Der Thriller ist aus zwei Perspektiven geschrieben, einmal aus der Sicht von Julia und aus der Sicht von Lorenzo. Dadurch werden die Gefühle der einzelnen Personen schön beschrieben und man kann sich gut in die Personen einfühlen. Außerdem wird aus der Ich - Perspektive erzahlt. Der Schreibstil ist wie gewohnt abwechslungsreich und spannend geschrieben. Das Buch hat immer wieder unerwartete Wendungen, sodass dem Leser nicht langweilig wird und man das Buch nicht mehr aus der Hand legen kann.

Der Leser muss sich mit einen sehr ernsten Hintergrund auseinandersetzen, nämlich der Judenverfolgung. Für mich wurde wieder deutlich wie grausam das damals war und auch die Gründe dafür waren aus meiner Sicht vollkommen unsinnig.
Das tut der Spannung aber keinen Abbruch der geschichtliche Hintergrund ist sehr schön eingebettet.
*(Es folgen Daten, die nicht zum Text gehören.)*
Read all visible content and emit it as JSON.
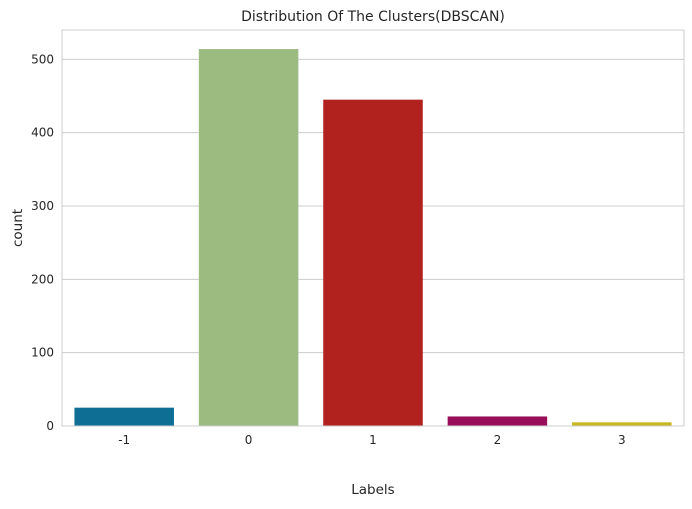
{
  "chart_data": {
    "type": "bar",
    "title": "Distribution Of The Clusters(DBSCAN)",
    "xlabel": "Labels",
    "ylabel": "count",
    "categories": [
      "-1",
      "0",
      "1",
      "2",
      "3"
    ],
    "values": [
      25,
      514,
      445,
      13,
      5
    ],
    "colors": [
      "#0e6e94",
      "#9cbb81",
      "#b1211e",
      "#9a0d5b",
      "#c7b61f"
    ],
    "ylim": [
      0,
      540
    ],
    "yticks": [
      0,
      100,
      200,
      300,
      400,
      500
    ],
    "grid": "horizontal",
    "legend": "none"
  }
}
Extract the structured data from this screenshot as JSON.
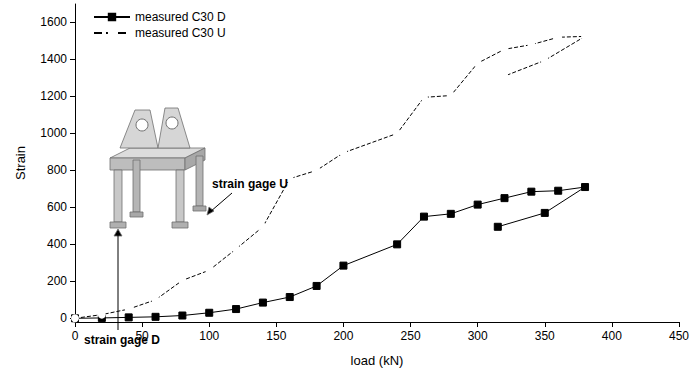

Und da dies auf wahren Begebenheiten beruht, wirkt es doch sehr real un der Leser beginnt darüber nachzudenlen.

Die Handlung und die Personen passen stimmig zusammen und verknüpfen sich nach und nach im Laufe der Geschichte. Letztenendes weiß man erst am Ende des Buches was eigendlich genau passiert ist. Alles in allem ein sehr gelungener Thriller von Tess Gerritsen.

Fazit
Das Buch bekommt 5 von 5 Sterne von mir. Es ist rasant geschrieben und ich finde es gut das sich der Leser mit einer geschichtlichen Problematik auseinandersetzen muss. So gerät auch solch ein Thema nicht in Vergessenheit.